Conclusie en gevolgen

4.6.
Het bezwaar van appellante tegen de besluiten 1, 2 en 3 is niet-ontvankelijk. De Raad zal de aangevallen uitspraak vernietigen, het beroep gegrond verklaren, het bestreden besluit vernietigen en het bezwaar niet-ontvankelijk verklaren.
5. Appellante krijgt vergoeding van proceskosten. Deze kosten worden ten laste van het college begroot op € 1.750,- in beroep (1 punt voor het indienen van een beroepschrift en 1 punt voor het verschijnen op zitting) en € 1.750,- in hoger beroep (1 punt voor het indienen van een beroepschrift, en 1 punt voor het verschijnen op zitting), in totaal € 3.500,- voor verleende rechtsbijstand.
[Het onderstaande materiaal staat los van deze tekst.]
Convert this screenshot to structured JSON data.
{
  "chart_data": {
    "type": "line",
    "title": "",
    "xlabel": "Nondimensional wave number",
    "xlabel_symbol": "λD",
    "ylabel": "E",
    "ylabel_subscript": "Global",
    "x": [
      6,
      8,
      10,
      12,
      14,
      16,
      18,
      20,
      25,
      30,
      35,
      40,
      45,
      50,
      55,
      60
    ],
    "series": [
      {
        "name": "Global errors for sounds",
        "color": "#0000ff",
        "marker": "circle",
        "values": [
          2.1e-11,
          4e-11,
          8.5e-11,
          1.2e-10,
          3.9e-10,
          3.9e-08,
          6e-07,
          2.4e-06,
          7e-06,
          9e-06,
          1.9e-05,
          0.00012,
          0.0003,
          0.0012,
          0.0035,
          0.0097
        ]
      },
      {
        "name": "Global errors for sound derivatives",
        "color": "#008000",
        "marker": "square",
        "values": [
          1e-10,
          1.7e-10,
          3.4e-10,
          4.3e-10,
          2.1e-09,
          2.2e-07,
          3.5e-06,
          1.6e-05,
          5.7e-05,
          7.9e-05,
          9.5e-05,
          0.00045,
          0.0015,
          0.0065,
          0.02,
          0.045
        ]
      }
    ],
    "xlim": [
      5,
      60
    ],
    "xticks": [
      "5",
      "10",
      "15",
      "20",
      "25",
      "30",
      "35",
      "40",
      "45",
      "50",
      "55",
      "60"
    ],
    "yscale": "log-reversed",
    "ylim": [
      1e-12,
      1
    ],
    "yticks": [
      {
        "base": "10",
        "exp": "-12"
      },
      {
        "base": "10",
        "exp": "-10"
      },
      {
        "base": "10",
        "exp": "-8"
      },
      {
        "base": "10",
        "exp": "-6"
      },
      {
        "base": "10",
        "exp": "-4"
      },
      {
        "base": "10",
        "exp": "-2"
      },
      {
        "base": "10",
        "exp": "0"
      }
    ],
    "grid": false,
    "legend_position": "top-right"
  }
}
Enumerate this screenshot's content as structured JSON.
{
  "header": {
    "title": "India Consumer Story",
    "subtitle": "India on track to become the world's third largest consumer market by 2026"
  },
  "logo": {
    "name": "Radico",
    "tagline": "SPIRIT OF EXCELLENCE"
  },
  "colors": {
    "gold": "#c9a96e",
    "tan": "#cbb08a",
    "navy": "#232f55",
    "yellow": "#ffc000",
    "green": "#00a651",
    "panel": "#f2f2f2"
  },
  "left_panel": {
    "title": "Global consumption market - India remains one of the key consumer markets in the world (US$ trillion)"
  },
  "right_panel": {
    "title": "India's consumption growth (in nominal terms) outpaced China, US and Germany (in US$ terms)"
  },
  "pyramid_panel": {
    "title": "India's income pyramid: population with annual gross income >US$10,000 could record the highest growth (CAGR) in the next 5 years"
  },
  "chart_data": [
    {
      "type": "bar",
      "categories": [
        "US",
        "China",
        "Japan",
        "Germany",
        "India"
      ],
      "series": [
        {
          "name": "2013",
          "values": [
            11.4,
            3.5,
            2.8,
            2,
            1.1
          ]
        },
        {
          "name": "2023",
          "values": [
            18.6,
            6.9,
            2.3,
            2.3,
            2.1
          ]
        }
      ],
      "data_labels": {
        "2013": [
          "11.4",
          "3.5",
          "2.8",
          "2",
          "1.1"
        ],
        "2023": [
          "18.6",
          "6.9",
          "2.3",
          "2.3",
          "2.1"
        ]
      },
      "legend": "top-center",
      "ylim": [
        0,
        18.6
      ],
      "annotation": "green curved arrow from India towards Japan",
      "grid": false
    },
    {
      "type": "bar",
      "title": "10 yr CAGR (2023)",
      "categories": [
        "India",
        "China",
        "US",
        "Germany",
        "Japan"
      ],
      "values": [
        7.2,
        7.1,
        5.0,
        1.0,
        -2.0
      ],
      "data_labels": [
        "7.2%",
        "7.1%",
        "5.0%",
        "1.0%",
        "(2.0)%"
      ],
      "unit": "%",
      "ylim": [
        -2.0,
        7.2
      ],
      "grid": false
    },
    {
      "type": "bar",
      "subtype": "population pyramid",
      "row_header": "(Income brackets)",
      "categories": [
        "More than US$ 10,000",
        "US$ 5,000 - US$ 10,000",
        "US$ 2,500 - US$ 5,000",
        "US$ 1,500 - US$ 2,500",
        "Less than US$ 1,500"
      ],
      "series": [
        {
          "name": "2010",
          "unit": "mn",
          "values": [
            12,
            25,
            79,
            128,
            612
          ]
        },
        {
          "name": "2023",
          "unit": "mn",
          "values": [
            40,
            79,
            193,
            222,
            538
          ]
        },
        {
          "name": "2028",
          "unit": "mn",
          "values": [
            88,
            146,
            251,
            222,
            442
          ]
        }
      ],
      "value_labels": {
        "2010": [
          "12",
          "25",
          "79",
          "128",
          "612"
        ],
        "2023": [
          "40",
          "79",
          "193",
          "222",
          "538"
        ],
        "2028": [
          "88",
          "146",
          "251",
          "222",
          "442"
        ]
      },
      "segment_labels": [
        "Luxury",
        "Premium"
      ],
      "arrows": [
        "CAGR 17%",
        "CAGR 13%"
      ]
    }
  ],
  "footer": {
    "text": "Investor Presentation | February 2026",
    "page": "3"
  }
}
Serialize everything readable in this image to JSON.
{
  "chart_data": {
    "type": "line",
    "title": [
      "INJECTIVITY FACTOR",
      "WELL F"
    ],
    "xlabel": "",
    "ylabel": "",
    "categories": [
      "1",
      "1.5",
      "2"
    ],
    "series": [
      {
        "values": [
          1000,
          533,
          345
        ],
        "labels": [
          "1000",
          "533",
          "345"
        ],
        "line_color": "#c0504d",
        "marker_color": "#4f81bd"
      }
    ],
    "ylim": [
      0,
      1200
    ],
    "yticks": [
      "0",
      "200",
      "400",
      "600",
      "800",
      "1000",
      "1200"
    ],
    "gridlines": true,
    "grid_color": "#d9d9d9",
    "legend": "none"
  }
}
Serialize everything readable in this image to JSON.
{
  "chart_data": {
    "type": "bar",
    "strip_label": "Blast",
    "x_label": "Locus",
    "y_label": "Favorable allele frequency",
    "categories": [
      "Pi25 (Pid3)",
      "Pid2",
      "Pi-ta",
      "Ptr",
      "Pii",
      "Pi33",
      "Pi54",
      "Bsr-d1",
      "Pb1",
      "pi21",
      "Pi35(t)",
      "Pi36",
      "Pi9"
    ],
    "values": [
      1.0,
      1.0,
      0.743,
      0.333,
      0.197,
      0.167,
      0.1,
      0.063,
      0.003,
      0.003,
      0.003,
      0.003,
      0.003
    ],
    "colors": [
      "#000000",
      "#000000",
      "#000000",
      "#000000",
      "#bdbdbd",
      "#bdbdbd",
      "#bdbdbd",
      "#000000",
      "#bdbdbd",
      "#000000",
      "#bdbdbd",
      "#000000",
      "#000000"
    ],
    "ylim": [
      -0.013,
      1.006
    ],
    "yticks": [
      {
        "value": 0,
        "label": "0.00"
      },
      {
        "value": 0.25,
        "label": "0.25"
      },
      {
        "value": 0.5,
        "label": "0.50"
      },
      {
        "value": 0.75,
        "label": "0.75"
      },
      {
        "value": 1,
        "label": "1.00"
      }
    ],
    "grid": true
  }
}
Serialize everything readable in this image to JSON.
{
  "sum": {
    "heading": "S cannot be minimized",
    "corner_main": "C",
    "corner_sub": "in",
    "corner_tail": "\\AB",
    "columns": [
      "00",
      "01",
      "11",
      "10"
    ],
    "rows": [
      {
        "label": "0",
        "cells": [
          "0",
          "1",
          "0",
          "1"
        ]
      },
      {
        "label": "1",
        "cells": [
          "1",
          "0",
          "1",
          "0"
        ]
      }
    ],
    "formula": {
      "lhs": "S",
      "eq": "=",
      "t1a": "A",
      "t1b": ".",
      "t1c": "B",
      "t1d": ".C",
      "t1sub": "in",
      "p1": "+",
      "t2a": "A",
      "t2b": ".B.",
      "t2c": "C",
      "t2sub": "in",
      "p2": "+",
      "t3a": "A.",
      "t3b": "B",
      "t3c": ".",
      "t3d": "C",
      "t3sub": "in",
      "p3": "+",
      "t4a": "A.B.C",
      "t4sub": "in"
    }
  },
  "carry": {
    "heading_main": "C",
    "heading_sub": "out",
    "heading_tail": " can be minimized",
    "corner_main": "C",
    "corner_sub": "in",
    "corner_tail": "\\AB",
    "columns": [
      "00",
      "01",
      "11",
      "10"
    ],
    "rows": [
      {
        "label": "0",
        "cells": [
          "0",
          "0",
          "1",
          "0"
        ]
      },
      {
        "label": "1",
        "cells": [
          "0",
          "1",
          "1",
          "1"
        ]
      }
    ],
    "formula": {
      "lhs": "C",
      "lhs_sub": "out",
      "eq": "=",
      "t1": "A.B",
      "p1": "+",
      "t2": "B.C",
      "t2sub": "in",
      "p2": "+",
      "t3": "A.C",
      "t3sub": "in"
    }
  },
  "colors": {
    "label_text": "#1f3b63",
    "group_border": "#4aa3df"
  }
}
De Staat dient appellante € 437,50 te betalen in verband met het verzoek om schadevergoeding vanwege overschrijding van de redelijke termijn.
6. Appellante krijgt ook het betaalde griffierecht in beroep en hoger beroep terug van in totaal € 886,-.

BESLISSING

De Centrale Raad van Beroep
  • vernietigt de aangevallen uitspraak;
  • verklaart het beroep gegrond en vernietigt het besluit van 4 juli 2019;
  • verklaart het bezwaar van appellante tegen de besluiten 1, 2 en 3 niet-ontvankelijk;
  • veroordeelt het college in de proceskosten van appellante tot een bedrag van € 3.500,-;
  • veroordeelt de Staat der Nederlanden (minister van Justitie en Veiligheid) tot betaling aan appellante van een vergoeding van schade tot een bedrag van € 1.500,-;
  • veroordeelt de Staat der Nederlanden (minister van Justitie en Veiligheid) in de proceskosten tot een bedrag van € 437,50;
  • bepaalt dat het college aan appellante het in beroep en in hoger beroep betaalde griffierecht van in totaal € 886,- vergoedt.
Deze uitspraak is gedaan door B.J. van de Griend als voorzitter en D. Hardonk-Prins en D.A. Verburg als leden, in tegenwoordigheid van S.S. Blok als griffier. De beslissing is uitgesproken in het openbaar op 10 april 2024.
(getekend) B.J. van de Griend
(getekend) S.S. Blok

Voetnoten

2.Bijvoorbeeld de uitspraak van de Raad van 26 januari 2009, ECLI:NL:CRVB:2009:BH1009.